2014-G-3197, 2014-Ohio-4985, ¶ 33; Zeedyk v. Agricultural Soc. of Defiance Cty., 3rd
Dist. Defiance No. 4-04-08, 2004-Ohio-6187, ¶ 19 (“[i]n order to authenticate the
documents, the affiant needs to testify that they are true copies and reproductions of the
original”). “[D]ocuments which are not sworn, certified, or authenticated by way of
affidavit have no evidentiary value and may not [be] considered by the trial court.”
(Citation omitted.) Goss v. Kmart Corp., 11th Dist. Trumbull No. 2006-T-0117, 2007-
Ohio-3200, ¶ 41; Rilley v. Twp. of Brimfield, 11th Dist.
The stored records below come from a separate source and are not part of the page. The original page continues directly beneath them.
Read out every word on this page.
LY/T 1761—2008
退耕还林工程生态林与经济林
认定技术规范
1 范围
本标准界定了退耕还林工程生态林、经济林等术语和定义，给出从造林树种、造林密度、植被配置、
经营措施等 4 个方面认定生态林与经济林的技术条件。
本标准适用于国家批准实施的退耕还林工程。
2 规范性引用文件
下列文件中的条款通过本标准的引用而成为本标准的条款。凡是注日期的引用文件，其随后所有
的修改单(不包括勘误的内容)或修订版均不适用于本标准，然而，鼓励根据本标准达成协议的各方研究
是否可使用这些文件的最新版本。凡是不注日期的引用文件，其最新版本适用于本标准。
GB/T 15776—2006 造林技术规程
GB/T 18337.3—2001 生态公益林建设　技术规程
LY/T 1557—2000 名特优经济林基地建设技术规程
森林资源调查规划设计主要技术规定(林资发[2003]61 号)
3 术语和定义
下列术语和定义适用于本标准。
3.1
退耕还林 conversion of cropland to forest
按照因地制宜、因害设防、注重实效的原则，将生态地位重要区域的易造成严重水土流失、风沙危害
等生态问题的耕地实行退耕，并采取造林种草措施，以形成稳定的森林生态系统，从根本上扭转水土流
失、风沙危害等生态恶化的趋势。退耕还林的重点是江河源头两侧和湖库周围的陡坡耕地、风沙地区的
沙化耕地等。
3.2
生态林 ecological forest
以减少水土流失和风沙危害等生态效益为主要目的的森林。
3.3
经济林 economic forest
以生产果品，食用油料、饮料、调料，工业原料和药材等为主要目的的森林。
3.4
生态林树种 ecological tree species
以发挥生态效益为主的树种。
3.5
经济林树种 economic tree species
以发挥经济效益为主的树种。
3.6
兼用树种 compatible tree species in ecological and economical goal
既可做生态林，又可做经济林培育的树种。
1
Portage No. 2009-P-0036, 2010-
Ohio-5181, ¶ 66 (“[i]t bears repeating the well-settled rule that ‘documents * * * must be
sworn, certified or authenticated by affidavit to be considered by the trial court in
determining whether a genuine issue of material fact exists for trial’”) (citation omitted).
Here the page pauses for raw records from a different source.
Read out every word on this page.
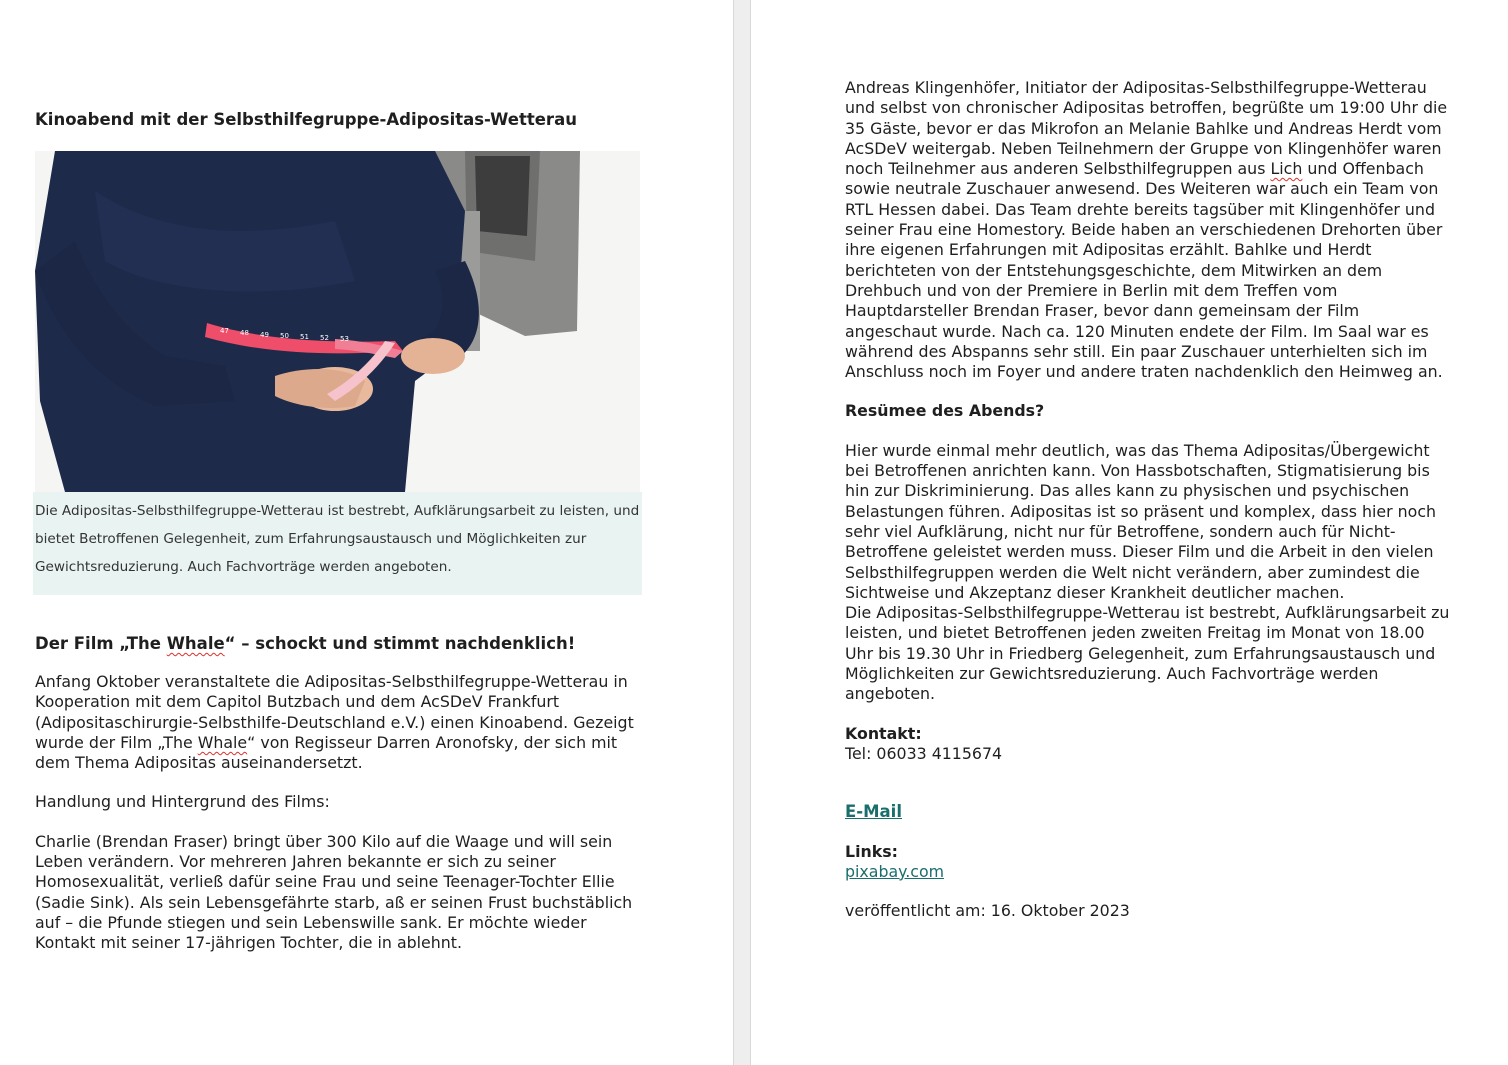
Kinoabend mit der Selbsthilfegruppe-Adipositas-Wetterau
47 48 49 50 51 52 53

Die Adipositas-Selbsthilfegruppe-Wetterau ist bestrebt, Aufklärungsarbeit zu leisten, und bietet Betroffenen Gelegenheit, zum Erfahrungsaustausch und Möglichkeiten zur Gewichtsreduzierung. Auch Fachvorträge werden angeboten.

Der Film „The Whale“ – schockt und stimmt nachdenklich!

Anfang Oktober veranstaltete die Adipositas-Selbsthilfegruppe-Wetterau in Kooperation mit dem Capitol Butzbach und dem AcSDeV Frankfurt (Adipositaschirurgie-Selbsthilfe-Deutschland e.V.) einen Kinoabend. Gezeigt wurde der Film „The Whale“ von Regisseur Darren Aronofsky, der sich mit dem Thema Adipositas auseinandersetzt.

Handlung und Hintergrund des Films:

Charlie (Brendan Fraser) bringt über 300 Kilo auf die Waage und will sein Leben verändern. Vor mehreren Jahren bekannte er sich zu seiner Homosexualität, verließ dafür seine Frau und seine Teenager-Tochter Ellie (Sadie Sink). Als sein Lebensgefährte starb, aß er seinen Frust buchstäblich auf – die Pfunde stiegen und sein Lebenswille sank. Er möchte wieder Kontakt mit seiner 17-jährigen Tochter, die in ablehnt.

Andreas Klingenhöfer, Initiator der Adipositas-Selbsthilfegruppe-Wetterau und selbst von chronischer Adipositas betroffen, begrüßte um 19:00 Uhr die 35 Gäste, bevor er das Mikrofon an Melanie Bahlke und Andreas Herdt vom AcSDeV weitergab. Neben Teilnehmern der Gruppe von Klingenhöfer waren noch Teilnehmer aus anderen Selbsthilfegruppen aus Lich und Offenbach sowie neutrale Zuschauer anwesend. Des Weiteren war auch ein Team von RTL Hessen dabei. Das Team drehte bereits tagsüber mit Klingenhöfer und seiner Frau eine Homestory. Beide haben an verschiedenen Drehorten über ihre eigenen Erfahrungen mit Adipositas erzählt. Bahlke und Herdt berichteten von der Entstehungsgeschichte, dem Mitwirken an dem Drehbuch und von der Premiere in Berlin mit dem Treffen vom Hauptdarsteller Brendan Fraser, bevor dann gemeinsam der Film angeschaut wurde. Nach ca. 120 Minuten endete der Film. Im Saal war es während des Abspanns sehr still. Ein paar Zuschauer unterhielten sich im Anschluss noch im Foyer und andere traten nachdenklich den Heimweg an.

Resümee des Abends?

Hier wurde einmal mehr deutlich, was das Thema Adipositas/Übergewicht bei Betroffenen anrichten kann. Von Hassbotschaften, Stigmatisierung bis hin zur Diskriminierung. Das alles kann zu physischen und psychischen Belastungen führen. Adipositas ist so präsent und komplex, dass hier noch sehr viel Aufklärung, nicht nur für Betroffene, sondern auch für Nicht-Betroffene geleistet werden muss. Dieser Film und die Arbeit in den vielen Selbsthilfegruppen werden die Welt nicht verändern, aber zumindest die Sichtweise und Akzeptanz dieser Krankheit deutlicher machen.

Die Adipositas-Selbsthilfegruppe-Wetterau ist bestrebt, Aufklärungsarbeit zu leisten, und bietet Betroffenen jeden zweiten Freitag im Monat von 18.00 Uhr bis 19.30 Uhr in Friedberg Gelegenheit, zum Erfahrungsaustausch und Möglichkeiten zur Gewichtsreduzierung. Auch Fachvorträge werden angeboten.

Kontakt:

Tel: 06033 4115674

E-Mail

Links:

pixabay.com

veröffentlicht am: 16. Oktober 2023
{¶27} The Note and Mortgage attached to Green’s Affidavit are neither sworn,
nor certified, nor authenticated. The Affidavit claims that “[s]aid mortgage note” and
“[s]aid mortgage and assignments” are attached, but, in fact, only copies are attached.
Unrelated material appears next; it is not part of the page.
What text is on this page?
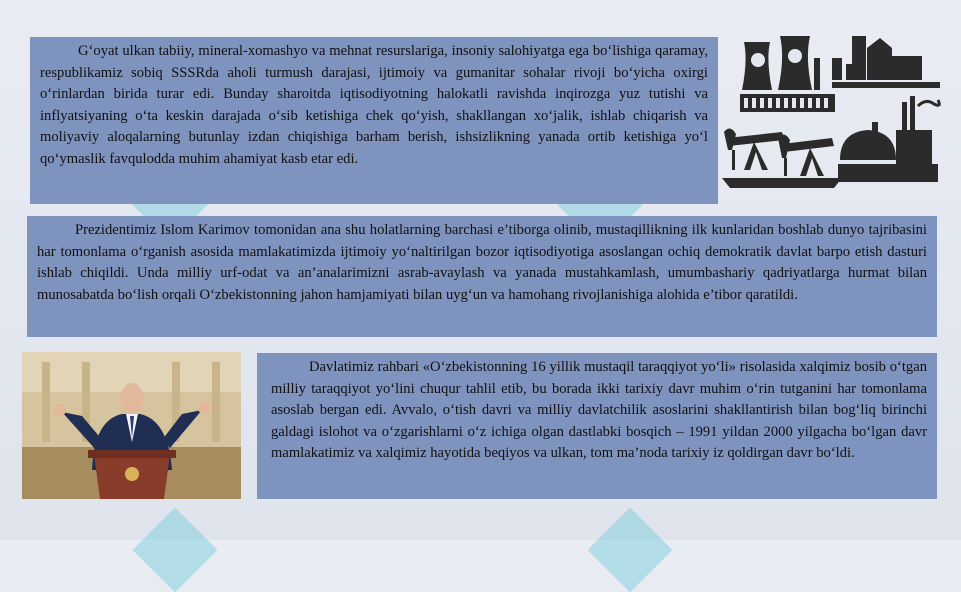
G‘oyat ulkan tabiiy, mineral-xomashyo va mehnat resurslariga, insoniy salohiyatga ega bo‘lishiga qaramay, respublikamiz sobiq SSSRda aholi turmush darajasi, ijtimoiy va gumanitar sohalar rivoji bo‘yicha oxirgi o‘rinlardan birida turar edi. Bunday sharoitda iqtisodiyotning halokatli ravishda inqirozga yuz tutishi va inflyatsiyaning o‘ta keskin darajada o‘sib ketishiga chek qo‘yish, shakllangan xo‘jalik, ishlab chiqarish va moliyaviy aloqalarning butunlay izdan chiqishiga barham berish, ishsizlikning yanada ortib ketishiga yo‘l qo‘ymaslik favqulodda muhim ahamiyat kasb etar edi.

Prezidentimiz Islom Karimov tomonidan ana shu holatlarning barchasi e’tiborga olinib, mustaqillikning ilk kunlaridan boshlab dunyo tajribasini har tomonlama o‘rganish asosida mamlakatimizda ijtimoiy yo‘naltirilgan bozor iqtisodiyotiga asoslangan ochiq demokratik davlat barpo etish dasturi ishlab chiqildi. Unda milliy urf-odat va an’analarimizni asrab-avaylash va yanada mustahkamlash, umumbashariy qadriyatlarga hurmat bilan munosabatda bo‘lish orqali O‘zbekistonning jahon hamjamiyati bilan uyg‘un va hamohang rivojlanishiga alohida e’tibor qaratildi.

Davlatimiz rahbari «O‘zbekistonning 16 yillik mustaqil taraqqiyot yo‘li» risolasida xalqimiz bosib o‘tgan milliy taraqqiyot yo‘lini chuqur tahlil etib, bu borada ikki tarixiy davr muhim o‘rin tutganini har tomonlama asoslab bergan edi. Avvalo, o‘tish davri va milliy davlatchilik asoslarini shakllantirish bilan bog‘liq birinchi galdagi islohot va o‘zgarishlarni o‘z ichiga olgan dastlabki bosqich – 1991 yildan 2000 yilgacha bo‘lgan davr mamlakatimiz va xalqimiz hayotida beqiyos va ulkan, tom ma’noda tarixiy iz qoldirgan davr bo‘ldi.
The copies are not notarized. There is no statement that the attached copies are true
copies or reproductions of the original documents. Under this court’s precedents, as
well as those of virtually every other appellate district in Ohio, the trial court could not
consider the Note or Mortgage in ruling on Green Tree Servicing’s Motion for Summary
9
Judgment. Smith v. Gold-Kaplan, 8th Dist. Cuyahoga No. 100015, 2014-Ohio-1424, ¶
16 (“[a]lthough the rule appears harsh, Ohio courts consistently apply this rule and
recognize that ‘documents that have not been sworn, certified, or authenticated by way
of affidavit “have no evidentiary value”’”) (citations omitted).1
{¶28} The sole assignment of error is with merit.
{¶29} For the foregoing reasons, the Judgment Decree in Foreclosure rendered
in favor of Green Tree Servicing by the Ashtabula County Court of Common Pleas is
reversed and this case is remanded for further proceedings consistent with this opinion.
Costs to be taxed against the appellee.
CYNTHIA WESTCOTT RICE, P.J.,
THOMAS R. WRIGHT, J.,
concur.
1. We note that “[a] trial court may, in its discretion, consider improperly introduced evidentiary materials
during the summary judgment exercise where the opposing party fails to object.” (Citation omitted.)
Discover Bank v. Damico, 11th Dist. Lake No. 2011-L-108, 2012-Ohio-3022, ¶ 15. However, Luce
argued, in a Memorandum in Opposition to Motion for Summary Judgment, that the trial court “should not
consider the documents attached to the affidavit” as they did not comply with Civil Rule 56(E).